Generally speaking, there’s no mathematical formula or algorithm that can solve a steganographic cipher. The Friedmans did, however, stipulate two general conditions that any such solution must satisfy. First, whatever decryption procedure is proposed must give a sensible result when applied rigorously. The main problem with the so-called Baconian ciphers was that their “discoverers” were constantly inserting letters here or skipping letters there to make their systems work. Such arbitrariness should be taken as an argument against these ciphers having been used in the first place. The conjunction theory of history exhibits a similarly ample amount of wiggle room, since the conjunctions themselves don’t need to coincide with any historical date exactly. Instead, it’s enough for a conjunction merely to foreshadow, in some vague way, an upcoming event or era. Thus the fiery triplicity said to presage the birth of Jesus is permitted to begin a full quarter-century earlier. And plenty of other conjunctions, unattached to world events, are simply left out.
Yet, to give a counterexample, if I told you that the first letters of the nine preceding paragraphs, including this one, spells out ASTROLOGY (“And,” Simply,” … “Yet”), there should be no doubt that this message was placed there on purpose. The method is applied rigorously, and the probability of these nine letters occurring this way by chance is impossibly small.
The second general condition stipulated by the Friedmans is that the solution must be unique. As they demonstrated colorfully in their book, a decryption method that tells you that Bacon was the true author of Shakespeare’s plays can hardly be valid if the same method can be used to reveal that Theodore Roosevelt, Gertrude Stein, and even William Friedman himself were in on the plot. The significance of any one solution is diminished in accordance with how easy it is to produce competing, if not contradictory, solutions. As the Friedmans put it, “Just as there is only one valid solution to a scientific or mathematical problem, so there is only one valid solution to a cryptogram … to find two quite different but equally valid solutions would be an absurdity.”
Thus, whatever we conclude about the conjunction theory of history should, properly, depend upon how uniquely we think it correlates with one sequence of historical dates and not any others. This, in turn, suggests a pattern-matching game. For instance, looking back at just the last 200 years, we can observe a remarkably strong correlation between the nine most recent Jupiter-Saturn conjunctions and the terms of U.S. presidents who either died in office, were assassinated, or survived near-death mishaps.
We could also, if we wish, note an intriguing connection between the conjunctions and the development of space exploration: 1901—Orville and Wilbur Wright experiment with powered flight; 1921—Robert Goddard experiments with liquid-fuel rocketry; 1941—Wernher von Braun begins development of the V-2 rocket; 1961—Yuri Gagarin is the first man in space; 1981—the maiden launch of Columbia, the first space shuttle; 2000—the initial manned mission arrives at the International Space Station.
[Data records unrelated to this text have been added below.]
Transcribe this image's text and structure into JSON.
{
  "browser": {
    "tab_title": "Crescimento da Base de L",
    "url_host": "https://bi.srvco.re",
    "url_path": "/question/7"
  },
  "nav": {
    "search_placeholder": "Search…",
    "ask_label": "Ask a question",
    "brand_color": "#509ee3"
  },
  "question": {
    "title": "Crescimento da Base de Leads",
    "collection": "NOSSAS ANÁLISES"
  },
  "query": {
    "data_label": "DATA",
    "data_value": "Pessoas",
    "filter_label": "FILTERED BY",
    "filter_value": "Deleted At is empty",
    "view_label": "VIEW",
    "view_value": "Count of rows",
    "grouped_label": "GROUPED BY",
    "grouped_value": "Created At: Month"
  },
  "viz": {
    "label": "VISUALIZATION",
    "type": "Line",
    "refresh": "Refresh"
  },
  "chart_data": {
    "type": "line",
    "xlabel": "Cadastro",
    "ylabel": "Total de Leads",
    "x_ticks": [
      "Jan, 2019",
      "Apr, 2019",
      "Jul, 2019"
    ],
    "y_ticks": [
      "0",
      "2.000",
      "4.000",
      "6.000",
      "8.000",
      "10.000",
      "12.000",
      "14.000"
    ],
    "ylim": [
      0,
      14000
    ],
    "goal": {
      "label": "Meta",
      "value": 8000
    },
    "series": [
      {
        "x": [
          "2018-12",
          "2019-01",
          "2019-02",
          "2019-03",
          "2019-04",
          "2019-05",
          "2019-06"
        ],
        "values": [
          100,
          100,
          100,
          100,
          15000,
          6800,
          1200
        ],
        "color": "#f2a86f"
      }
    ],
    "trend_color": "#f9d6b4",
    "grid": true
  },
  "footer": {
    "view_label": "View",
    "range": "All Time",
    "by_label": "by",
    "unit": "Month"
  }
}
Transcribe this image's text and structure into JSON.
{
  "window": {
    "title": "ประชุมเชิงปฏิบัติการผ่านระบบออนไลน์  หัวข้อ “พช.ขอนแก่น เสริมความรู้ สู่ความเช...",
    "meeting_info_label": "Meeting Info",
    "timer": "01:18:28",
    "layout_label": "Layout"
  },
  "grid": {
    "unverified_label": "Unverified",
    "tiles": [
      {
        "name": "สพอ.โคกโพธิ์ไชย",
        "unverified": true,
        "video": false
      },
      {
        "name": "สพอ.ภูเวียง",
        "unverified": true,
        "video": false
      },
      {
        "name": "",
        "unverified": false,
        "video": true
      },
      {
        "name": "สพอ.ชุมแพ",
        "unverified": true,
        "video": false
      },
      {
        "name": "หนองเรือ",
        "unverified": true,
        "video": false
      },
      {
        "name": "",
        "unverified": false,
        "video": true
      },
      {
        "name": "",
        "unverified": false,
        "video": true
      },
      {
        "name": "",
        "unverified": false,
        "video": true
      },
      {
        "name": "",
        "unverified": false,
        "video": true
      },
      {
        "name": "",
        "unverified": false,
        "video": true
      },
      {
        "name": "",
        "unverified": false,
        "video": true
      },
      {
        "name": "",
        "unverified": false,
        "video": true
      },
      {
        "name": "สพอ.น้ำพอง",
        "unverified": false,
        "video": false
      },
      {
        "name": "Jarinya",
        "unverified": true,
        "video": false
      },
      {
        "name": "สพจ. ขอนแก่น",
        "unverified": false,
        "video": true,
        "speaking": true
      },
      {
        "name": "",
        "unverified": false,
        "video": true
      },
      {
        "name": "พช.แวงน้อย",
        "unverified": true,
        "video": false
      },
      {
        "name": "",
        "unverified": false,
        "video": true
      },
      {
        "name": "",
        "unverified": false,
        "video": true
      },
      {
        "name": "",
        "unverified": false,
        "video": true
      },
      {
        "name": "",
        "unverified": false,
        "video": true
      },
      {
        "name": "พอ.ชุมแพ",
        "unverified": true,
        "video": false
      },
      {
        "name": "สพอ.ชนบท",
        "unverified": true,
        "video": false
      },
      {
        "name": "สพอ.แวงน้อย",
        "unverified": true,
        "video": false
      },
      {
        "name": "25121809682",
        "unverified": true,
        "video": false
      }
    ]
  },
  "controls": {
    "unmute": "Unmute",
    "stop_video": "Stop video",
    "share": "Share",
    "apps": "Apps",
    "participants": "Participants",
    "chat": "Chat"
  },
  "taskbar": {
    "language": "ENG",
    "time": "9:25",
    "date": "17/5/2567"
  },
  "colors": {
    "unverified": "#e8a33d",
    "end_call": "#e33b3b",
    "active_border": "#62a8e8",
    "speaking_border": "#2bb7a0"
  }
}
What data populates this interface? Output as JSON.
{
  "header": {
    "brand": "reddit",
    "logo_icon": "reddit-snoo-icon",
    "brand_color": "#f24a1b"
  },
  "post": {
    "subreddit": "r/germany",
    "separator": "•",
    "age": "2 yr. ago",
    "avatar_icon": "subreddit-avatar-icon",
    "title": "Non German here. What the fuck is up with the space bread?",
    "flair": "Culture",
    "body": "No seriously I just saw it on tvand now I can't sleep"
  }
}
And yet, maybe the true, cosmic significance of a Jupiter-Saturn conjunction is to ensure that the New York Yankees make it to the World Series, as, indeed, they have in every conjunction year since the game has been played: 1921, 1941, 1961, 1981, and 2000. (The first modern World Series was played in 1903.)
So, how many patterns can you pick out? Whatever you predict, get ready to have it tested. The next Jupiter-Saturn conjunction is coming: December 21, 2020, the exact date of the winter solstice.